MIGHTY: Hermite spline-based efficient trajectory planning
Aerospace Controls Lab researchers have developed algorithms that let small flying robots quickly figure out safe paths through cluttered, changing environments. The new planning method (MIGHTY) helps drones jointly decide both where and how fast to travel, enabling successful real-world tests at speeds up to 6.7 m/s.
Authors: Kota Kondo, Yuwei Wu, Vijay Kumar, and Jonathan How
Citation: IEEE Robotics and Automation Letters, 2025
Abstract:
Hard-constraint trajectory planners often rely on commercial solvers and demand substantial computational resources. Existing soft-constraint methods achieve faster computation, but either (1) decouple spatial and temporal optimization or (2) restrict the search space.

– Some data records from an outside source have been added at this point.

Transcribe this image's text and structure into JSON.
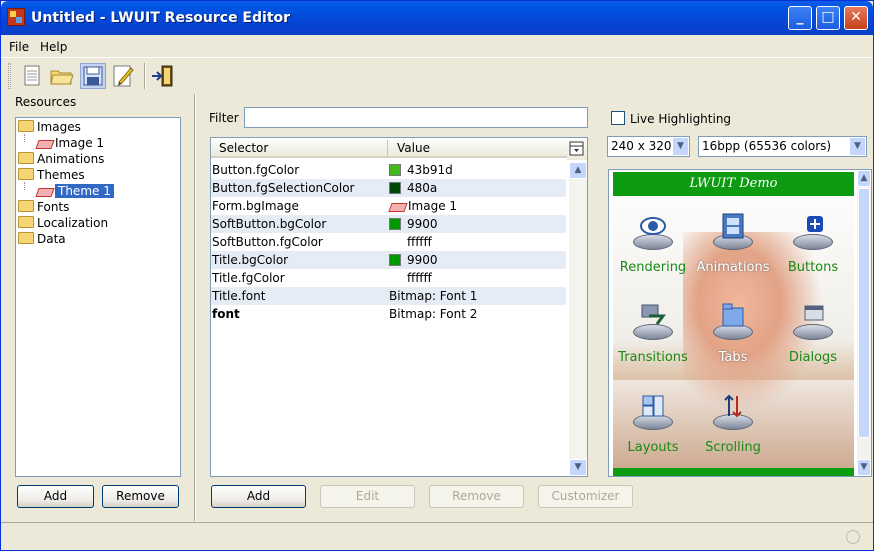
{
  "window": {
    "title": "Untitled - LWUIT Resource Editor"
  },
  "menu": [
    "File",
    "Help"
  ],
  "toolbar": {
    "icons": [
      "new-file-icon",
      "open-folder-icon",
      "save-icon",
      "edit-icon",
      "exit-icon"
    ]
  },
  "resources": {
    "header": "Resources",
    "tree": [
      {
        "label": "Images",
        "type": "folder",
        "level": 0
      },
      {
        "label": "Image 1",
        "type": "item",
        "level": 1
      },
      {
        "label": "Animations",
        "type": "folder",
        "level": 0
      },
      {
        "label": "Themes",
        "type": "folder",
        "level": 0
      },
      {
        "label": "Theme 1",
        "type": "item",
        "level": 1,
        "selected": true
      },
      {
        "label": "Fonts",
        "type": "folder",
        "level": 0
      },
      {
        "label": "Localization",
        "type": "folder",
        "level": 0
      },
      {
        "label": "Data",
        "type": "folder",
        "level": 0
      }
    ],
    "add_label": "Add",
    "remove_label": "Remove"
  },
  "theme": {
    "filter_label": "Filter",
    "filter_value": "",
    "columns": [
      "Selector",
      "Value"
    ],
    "rows": [
      {
        "selector": "Button.fgColor",
        "value": "43b91d",
        "swatch": "#43b91d",
        "bold": false
      },
      {
        "selector": "Button.fgSelectionColor",
        "value": "480a",
        "swatch": "#00480a",
        "bold": false
      },
      {
        "selector": "Form.bgImage",
        "value": "Image 1",
        "icon": "image-icon",
        "bold": false
      },
      {
        "selector": "SoftButton.bgColor",
        "value": "9900",
        "swatch": "#009900",
        "bold": false
      },
      {
        "selector": "SoftButton.fgColor",
        "value": "ffffff",
        "swatch": "#ffffff",
        "bold": false
      },
      {
        "selector": "Title.bgColor",
        "value": "9900",
        "swatch": "#009900",
        "bold": false
      },
      {
        "selector": "Title.fgColor",
        "value": "ffffff",
        "swatch": "#ffffff",
        "bold": false
      },
      {
        "selector": "Title.font",
        "value": "Bitmap: Font 1",
        "bold": false
      },
      {
        "selector": "font",
        "value": "Bitmap: Font 2",
        "bold": true
      }
    ],
    "buttons": {
      "add": "Add",
      "edit": "Edit",
      "remove": "Remove",
      "customizer": "Customizer"
    }
  },
  "preview": {
    "live_highlighting_label": "Live Highlighting",
    "live_highlighting_checked": false,
    "resolution": "240 x 320",
    "color_depth": "16bpp (65536 colors)",
    "phone_title": "LWUIT Demo",
    "menu_items": [
      "Rendering",
      "Animations",
      "Buttons",
      "Transitions",
      "Tabs",
      "Dialogs",
      "Layouts",
      "Scrolling"
    ]
  }
}
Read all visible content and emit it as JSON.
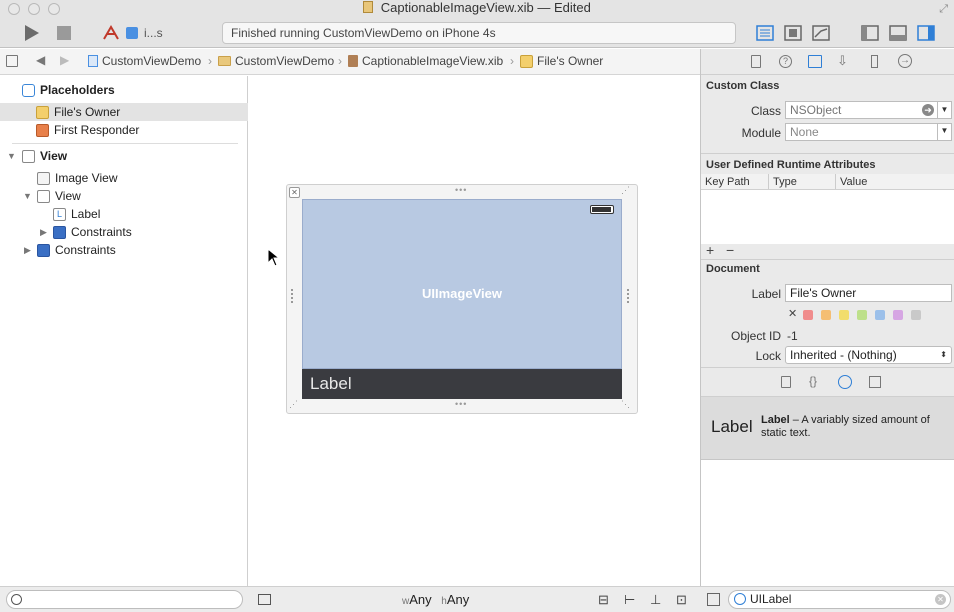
{
  "window": {
    "title": "CaptionableImageView.xib — Edited"
  },
  "toolbar": {
    "scheme_label": "i...s",
    "activity_text": "Finished running CustomViewDemo on iPhone 4s"
  },
  "jumpbar": {
    "crumbs": [
      "CustomViewDemo",
      "CustomViewDemo",
      "CaptionableImageView.xib",
      "File's Owner"
    ]
  },
  "outline": {
    "placeholders_header": "Placeholders",
    "files_owner": "File's Owner",
    "first_responder": "First Responder",
    "view_root": "View",
    "image_view": "Image View",
    "view_child": "View",
    "label": "Label",
    "constraints_inner": "Constraints",
    "constraints_outer": "Constraints"
  },
  "canvas": {
    "image_view_text": "UIImageView",
    "label_text": "Label",
    "size_class_w": "w",
    "size_class_w_value": "Any",
    "size_class_h": "h",
    "size_class_h_value": "Any"
  },
  "inspector": {
    "custom_class_header": "Custom Class",
    "class_label": "Class",
    "class_placeholder": "NSObject",
    "module_label": "Module",
    "module_value": "None",
    "runtime_header": "User Defined Runtime Attributes",
    "col_keypath": "Key Path",
    "col_type": "Type",
    "col_value": "Value",
    "add_label": "+",
    "remove_label": "−",
    "document_header": "Document",
    "doc_label_label": "Label",
    "doc_label_value": "File's Owner",
    "object_id_label": "Object ID",
    "object_id_value": "-1",
    "lock_label": "Lock",
    "lock_value": "Inherited - (Nothing)",
    "library_item_title": "Label",
    "library_item_name": "Label",
    "library_item_desc": " – A variably sized amount of static text.",
    "filter_value": "UILabel"
  },
  "colors": {
    "selection": "#e3e3e3",
    "image_view_fill": "#b8c9e2",
    "label_bar": "#3a3b40",
    "accent_blue": "#2f7fd6",
    "swatches": [
      "#f08c8c",
      "#f5be73",
      "#f2dd6c",
      "#bde08a",
      "#9cc0ea",
      "#d6a6e3",
      "#c9c9c9"
    ]
  }
}
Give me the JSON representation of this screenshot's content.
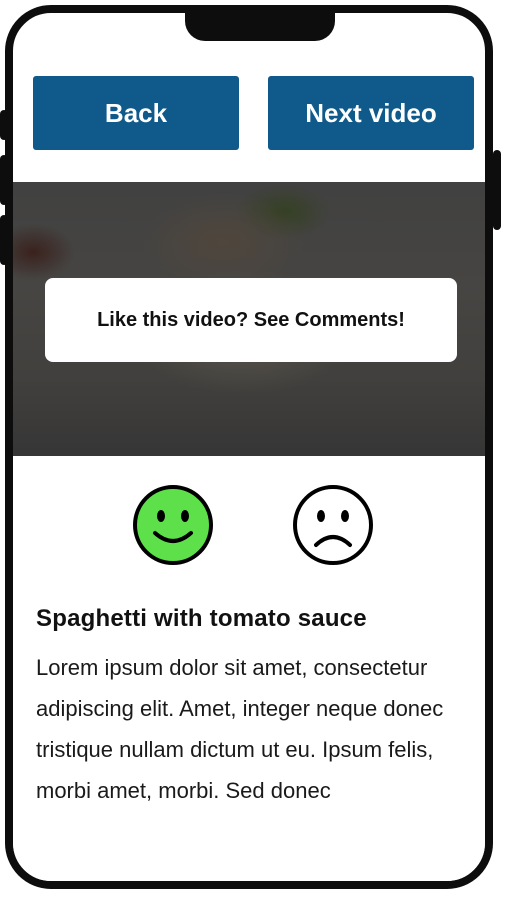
{
  "nav": {
    "back_label": "Back",
    "next_label": "Next video"
  },
  "video": {
    "banner_text": "Like this video? See Comments!"
  },
  "reactions": {
    "like_icon": "smiley-face-icon",
    "dislike_icon": "sad-face-icon",
    "like_color": "#5de04a"
  },
  "recipe": {
    "title": "Spaghetti with tomato sauce",
    "description": "Lorem ipsum dolor sit amet, consectetur adipiscing elit. Amet, integer neque donec tristique nullam dictum ut eu. Ipsum felis, morbi amet, morbi. Sed donec"
  },
  "colors": {
    "primary": "#0f5a8a",
    "frame": "#0d0d0d"
  }
}
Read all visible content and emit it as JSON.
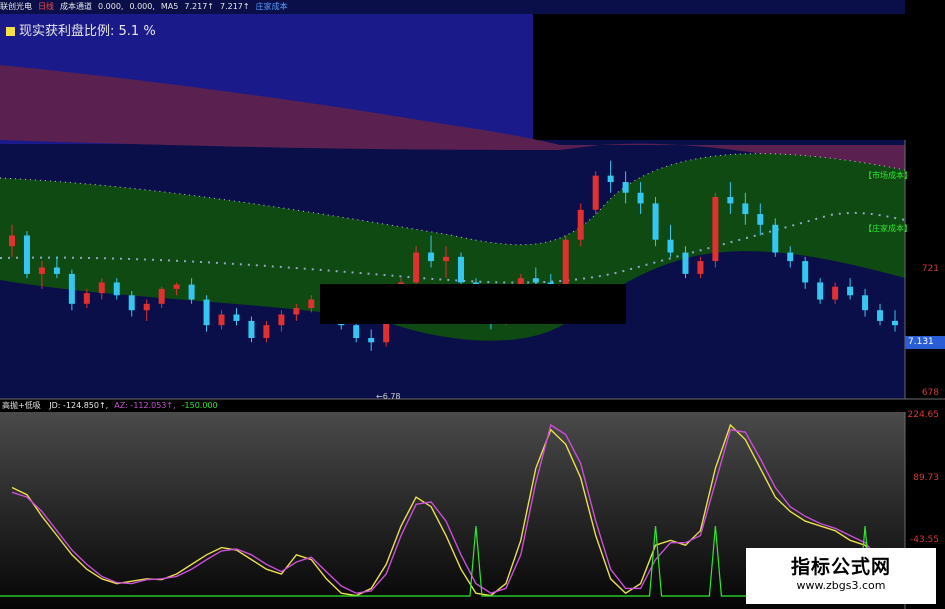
{
  "header": {
    "items": [
      {
        "text": "联创光电",
        "color": "#e8e8e8"
      },
      {
        "text": "日线",
        "color": "#ff4a4a"
      },
      {
        "text": "成本通道",
        "color": "#e8e8e8"
      },
      {
        "text": "0.000,",
        "color": "#e8e8e8"
      },
      {
        "text": "0.000,",
        "color": "#e8e8e8"
      },
      {
        "text": "MA5",
        "color": "#e8e8e8"
      },
      {
        "text": "7.217↑",
        "color": "#e8e8e8"
      },
      {
        "text": "7.217↑",
        "color": "#e8e8e8"
      },
      {
        "text": "庄家成本",
        "color": "#5aa0ff"
      }
    ]
  },
  "profit_label": "现实获利盘比例: 5.1 %",
  "band_labels": {
    "market": "【市场成本】",
    "dealer": "【庄家成本】"
  },
  "price_axis": {
    "ticks": [
      "721",
      "678"
    ],
    "current": "7.131"
  },
  "low_label": "←6.78",
  "sub_header": {
    "title": "高抛+低吸",
    "items": [
      {
        "text": "JD: -124.850↑,",
        "color": "#e8e8e8"
      },
      {
        "text": "AZ: -112.053↑,",
        "color": "#c94fd6"
      },
      {
        "text": "-150.000",
        "color": "#2ee82e"
      }
    ]
  },
  "watermark": {
    "title": "指标公式网",
    "url": "www.zbgs3.com"
  },
  "colors": {
    "up": "#e03030",
    "down": "#35c7f2",
    "jd_line": "#e8e04a",
    "az_line": "#c94fd6",
    "signal_line": "#2ee82e",
    "upper_band": "#5a2150",
    "mid_band": "#0f4a12",
    "lower_bg": "#0a0f4a",
    "top_bg": "#1a1a8a",
    "sub_bg": "#3a3a3a"
  },
  "chart_data": [
    {
      "type": "candlestick",
      "title": "联创光电 日线",
      "ylim": [
        6.6,
        7.7
      ],
      "y_ticks": [
        7.21,
        6.78
      ],
      "candles": [
        [
          7.25,
          7.35,
          7.2,
          7.3
        ],
        [
          7.3,
          7.32,
          7.1,
          7.12
        ],
        [
          7.12,
          7.18,
          7.05,
          7.15
        ],
        [
          7.15,
          7.2,
          7.1,
          7.12
        ],
        [
          7.12,
          7.14,
          6.95,
          6.98
        ],
        [
          6.98,
          7.05,
          6.96,
          7.03
        ],
        [
          7.03,
          7.1,
          7.0,
          7.08
        ],
        [
          7.08,
          7.1,
          7.0,
          7.02
        ],
        [
          7.02,
          7.04,
          6.92,
          6.95
        ],
        [
          6.95,
          7.0,
          6.9,
          6.98
        ],
        [
          6.98,
          7.06,
          6.96,
          7.05
        ],
        [
          7.05,
          7.08,
          7.02,
          7.07
        ],
        [
          7.07,
          7.1,
          6.98,
          7.0
        ],
        [
          7.0,
          7.02,
          6.85,
          6.88
        ],
        [
          6.88,
          6.95,
          6.86,
          6.93
        ],
        [
          6.93,
          6.96,
          6.88,
          6.9
        ],
        [
          6.9,
          6.92,
          6.8,
          6.82
        ],
        [
          6.82,
          6.9,
          6.8,
          6.88
        ],
        [
          6.88,
          6.95,
          6.85,
          6.93
        ],
        [
          6.93,
          6.98,
          6.9,
          6.96
        ],
        [
          6.96,
          7.02,
          6.94,
          7.0
        ],
        [
          7.0,
          7.04,
          6.96,
          6.98
        ],
        [
          6.98,
          7.0,
          6.86,
          6.88
        ],
        [
          6.88,
          6.9,
          6.8,
          6.82
        ],
        [
          6.82,
          6.86,
          6.76,
          6.8
        ],
        [
          6.8,
          6.95,
          6.78,
          6.93
        ],
        [
          6.93,
          7.1,
          6.9,
          7.08
        ],
        [
          7.08,
          7.25,
          7.05,
          7.22
        ],
        [
          7.22,
          7.3,
          7.15,
          7.18
        ],
        [
          7.18,
          7.25,
          7.1,
          7.2
        ],
        [
          7.2,
          7.22,
          7.05,
          7.08
        ],
        [
          7.08,
          7.1,
          6.92,
          6.95
        ],
        [
          6.95,
          6.98,
          6.86,
          6.9
        ],
        [
          6.9,
          7.05,
          6.88,
          7.02
        ],
        [
          7.02,
          7.12,
          7.0,
          7.1
        ],
        [
          7.1,
          7.15,
          7.05,
          7.08
        ],
        [
          7.08,
          7.12,
          7.0,
          7.05
        ],
        [
          7.05,
          7.3,
          7.02,
          7.28
        ],
        [
          7.28,
          7.45,
          7.25,
          7.42
        ],
        [
          7.42,
          7.6,
          7.4,
          7.58
        ],
        [
          7.58,
          7.65,
          7.5,
          7.55
        ],
        [
          7.55,
          7.6,
          7.45,
          7.5
        ],
        [
          7.5,
          7.55,
          7.4,
          7.45
        ],
        [
          7.45,
          7.48,
          7.25,
          7.28
        ],
        [
          7.28,
          7.35,
          7.2,
          7.22
        ],
        [
          7.22,
          7.25,
          7.1,
          7.12
        ],
        [
          7.12,
          7.2,
          7.1,
          7.18
        ],
        [
          7.18,
          7.5,
          7.15,
          7.48
        ],
        [
          7.48,
          7.55,
          7.4,
          7.45
        ],
        [
          7.45,
          7.5,
          7.35,
          7.4
        ],
        [
          7.4,
          7.45,
          7.3,
          7.35
        ],
        [
          7.35,
          7.38,
          7.2,
          7.22
        ],
        [
          7.22,
          7.25,
          7.15,
          7.18
        ],
        [
          7.18,
          7.2,
          7.05,
          7.08
        ],
        [
          7.08,
          7.1,
          6.98,
          7.0
        ],
        [
          7.0,
          7.08,
          6.98,
          7.06
        ],
        [
          7.06,
          7.1,
          7.0,
          7.02
        ],
        [
          7.02,
          7.05,
          6.92,
          6.95
        ],
        [
          6.95,
          6.98,
          6.88,
          6.9
        ],
        [
          6.9,
          6.95,
          6.85,
          6.88
        ]
      ]
    },
    {
      "type": "line",
      "title": "高抛+低吸",
      "ylim": [
        -150,
        224.65
      ],
      "y_ticks": [
        224.65,
        89.73,
        -43.55
      ],
      "series": [
        {
          "name": "JD",
          "color": "#e8e04a",
          "values": [
            80,
            65,
            20,
            -20,
            -60,
            -90,
            -110,
            -120,
            -115,
            -110,
            -112,
            -100,
            -80,
            -60,
            -45,
            -50,
            -70,
            -90,
            -100,
            -60,
            -70,
            -110,
            -140,
            -145,
            -130,
            -80,
            0,
            60,
            40,
            -20,
            -90,
            -140,
            -145,
            -120,
            -30,
            120,
            200,
            170,
            100,
            -20,
            -110,
            -140,
            -120,
            -40,
            -30,
            -40,
            -10,
            120,
            210,
            180,
            120,
            60,
            30,
            10,
            0,
            -10,
            -30,
            -40,
            -80,
            -124.85
          ]
        },
        {
          "name": "AZ",
          "color": "#c94fd6",
          "values": [
            70,
            60,
            30,
            -10,
            -50,
            -80,
            -105,
            -118,
            -120,
            -112,
            -110,
            -105,
            -90,
            -70,
            -52,
            -48,
            -60,
            -80,
            -95,
            -75,
            -65,
            -95,
            -125,
            -140,
            -135,
            -100,
            -20,
            45,
            50,
            10,
            -60,
            -120,
            -140,
            -130,
            -60,
            90,
            210,
            190,
            130,
            10,
            -90,
            -130,
            -130,
            -70,
            -35,
            -35,
            -20,
            90,
            200,
            195,
            140,
            80,
            40,
            20,
            5,
            -5,
            -20,
            -35,
            -70,
            -112.053
          ]
        }
      ],
      "signal_peaks": [
        31,
        43,
        47,
        57
      ]
    }
  ]
}
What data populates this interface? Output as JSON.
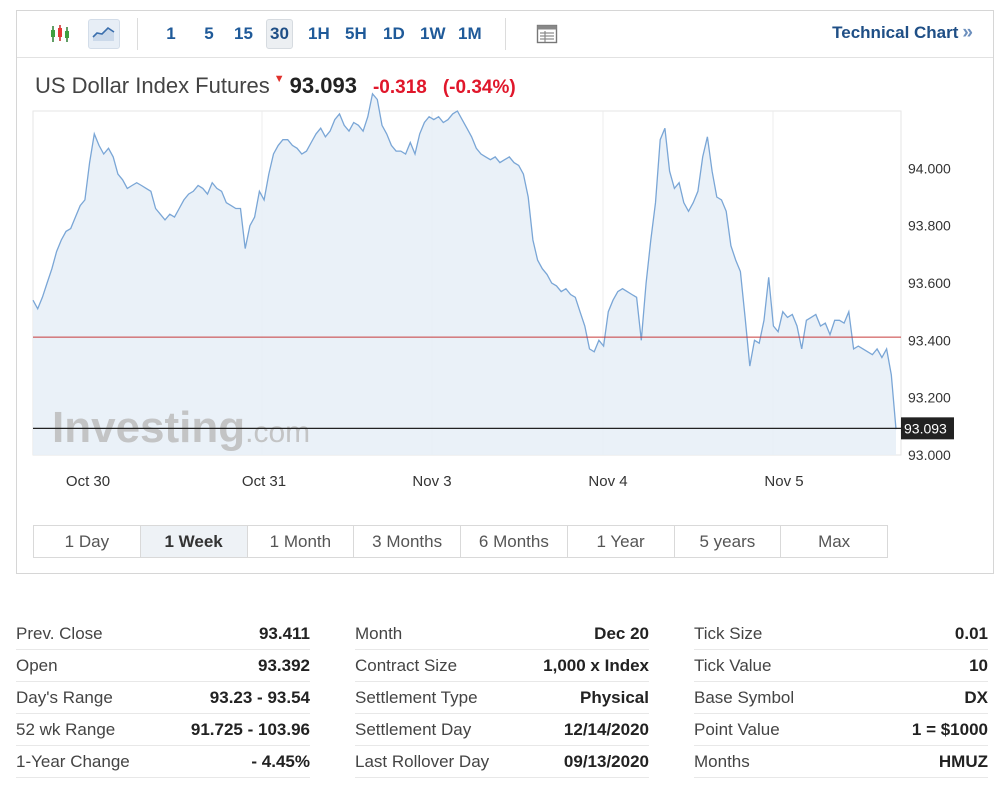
{
  "toolbar": {
    "chart_types": [
      {
        "icon": "candlestick-icon",
        "active": false
      },
      {
        "icon": "line-chart-icon",
        "active": true
      }
    ],
    "intervals": [
      {
        "label": "1",
        "active": false
      },
      {
        "label": "5",
        "active": false
      },
      {
        "label": "15",
        "active": false
      },
      {
        "label": "30",
        "active": true
      },
      {
        "label": "1H",
        "active": false
      },
      {
        "label": "5H",
        "active": false
      },
      {
        "label": "1D",
        "active": false
      },
      {
        "label": "1W",
        "active": false
      },
      {
        "label": "1M",
        "active": false
      }
    ],
    "table_view_icon": "table-view-icon",
    "tech_chart_label": "Technical Chart",
    "tech_chart_arrow": "»"
  },
  "header": {
    "instrument": "US Dollar Index Futures",
    "last": "93.093",
    "change": "-0.318",
    "change_pct": "(-0.34%)",
    "trend_icon": "down-triangle-icon"
  },
  "chart_data": {
    "type": "area",
    "watermark_brand": "Investing",
    "watermark_suffix": ".com",
    "ylim": [
      93.0,
      94.2
    ],
    "y_ticks": [
      "94.000",
      "93.800",
      "93.600",
      "93.400",
      "93.200",
      "93.000"
    ],
    "x_labels": [
      "Oct 30",
      "Oct 31",
      "Nov 3",
      "Nov 4",
      "Nov 5"
    ],
    "prev_close": 93.411,
    "last_value": 93.093,
    "last_label": "93.093",
    "colors": {
      "line": "#7aa6d6",
      "fill": "#e8f0f7",
      "prev_close": "#c63b3b",
      "last": "#222222"
    },
    "series": [
      {
        "values": [
          93.54,
          93.51,
          93.55,
          93.6,
          93.65,
          93.71,
          93.75,
          93.78,
          93.79,
          93.83,
          93.87,
          93.89,
          94.02,
          94.12,
          94.08,
          94.05,
          94.07,
          94.04,
          93.98,
          93.96,
          93.93,
          93.94,
          93.95,
          93.94,
          93.93,
          93.92,
          93.86,
          93.84,
          93.82,
          93.84,
          93.83,
          93.86,
          93.89,
          93.91,
          93.92,
          93.94,
          93.93,
          93.91,
          93.95,
          93.93,
          93.92,
          93.88,
          93.87,
          93.86,
          93.86,
          93.72,
          93.8,
          93.83,
          93.92,
          93.89,
          93.98,
          94.05,
          94.08,
          94.1,
          94.1,
          94.08,
          94.07,
          94.05,
          94.06,
          94.09,
          94.12,
          94.14,
          94.11,
          94.13,
          94.17,
          94.19,
          94.15,
          94.13,
          94.16,
          94.15,
          94.13,
          94.18,
          94.26,
          94.24,
          94.15,
          94.12,
          94.08,
          94.06,
          94.06,
          94.05,
          94.09,
          94.05,
          94.12,
          94.16,
          94.18,
          94.17,
          94.18,
          94.16,
          94.17,
          94.19,
          94.2,
          94.17,
          94.14,
          94.11,
          94.07,
          94.05,
          94.04,
          94.03,
          94.04,
          94.02,
          94.03,
          94.04,
          94.02,
          94.01,
          93.98,
          93.9,
          93.75,
          93.68,
          93.65,
          93.63,
          93.6,
          93.59,
          93.57,
          93.58,
          93.56,
          93.55,
          93.5,
          93.45,
          93.37,
          93.36,
          93.4,
          93.38,
          93.5,
          93.54,
          93.57,
          93.58,
          93.57,
          93.56,
          93.55,
          93.4,
          93.6,
          93.75,
          93.88,
          94.1,
          94.14,
          93.99,
          93.93,
          93.95,
          93.88,
          93.85,
          93.88,
          93.92,
          94.04,
          94.11,
          93.99,
          93.9,
          93.89,
          93.85,
          93.73,
          93.68,
          93.64,
          93.48,
          93.31,
          93.4,
          93.39,
          93.47,
          93.62,
          93.45,
          93.43,
          93.5,
          93.48,
          93.49,
          93.45,
          93.37,
          93.47,
          93.48,
          93.49,
          93.45,
          93.46,
          93.42,
          93.47,
          93.47,
          93.46,
          93.5,
          93.37,
          93.38,
          93.37,
          93.36,
          93.35,
          93.37,
          93.34,
          93.37,
          93.28,
          93.09
        ]
      }
    ]
  },
  "ranges": [
    {
      "label": "1 Day",
      "active": false
    },
    {
      "label": "1 Week",
      "active": true
    },
    {
      "label": "1 Month",
      "active": false
    },
    {
      "label": "3 Months",
      "active": false
    },
    {
      "label": "6 Months",
      "active": false
    },
    {
      "label": "1 Year",
      "active": false
    },
    {
      "label": "5 years",
      "active": false
    },
    {
      "label": "Max",
      "active": false
    }
  ],
  "stats": [
    [
      {
        "label": "Prev. Close",
        "value": "93.411"
      },
      {
        "label": "Open",
        "value": "93.392"
      },
      {
        "label": "Day's Range",
        "value": "93.23 - 93.54"
      },
      {
        "label": "52 wk Range",
        "value": "91.725 - 103.96"
      },
      {
        "label": "1-Year Change",
        "value": "- 4.45%"
      }
    ],
    [
      {
        "label": "Month",
        "value": "Dec 20"
      },
      {
        "label": "Contract Size",
        "value": "1,000 x Index"
      },
      {
        "label": "Settlement Type",
        "value": "Physical"
      },
      {
        "label": "Settlement Day",
        "value": "12/14/2020"
      },
      {
        "label": "Last Rollover Day",
        "value": "09/13/2020"
      }
    ],
    [
      {
        "label": "Tick Size",
        "value": "0.01"
      },
      {
        "label": "Tick Value",
        "value": "10"
      },
      {
        "label": "Base Symbol",
        "value": "DX"
      },
      {
        "label": "Point Value",
        "value": "1 = $1000"
      },
      {
        "label": "Months",
        "value": "HMUZ"
      }
    ]
  ]
}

To overcome these limitations, we introduce MIGHTY, a Hermite spline-based planner that performs spatiotemporal optimization while fully leveraging the continuous search space of a spline. In simulation, MIGHTY achieves a 9.3% reduction in computation time and a 13.1% reduction in travel time over state-of-the-art baselines, with a 100% success rate.
In hardware, MIGHTY completes multiple high-speed flights up to 6.7 m/s in a cluttered static environment and long-duration flights with dynamically added obstacles.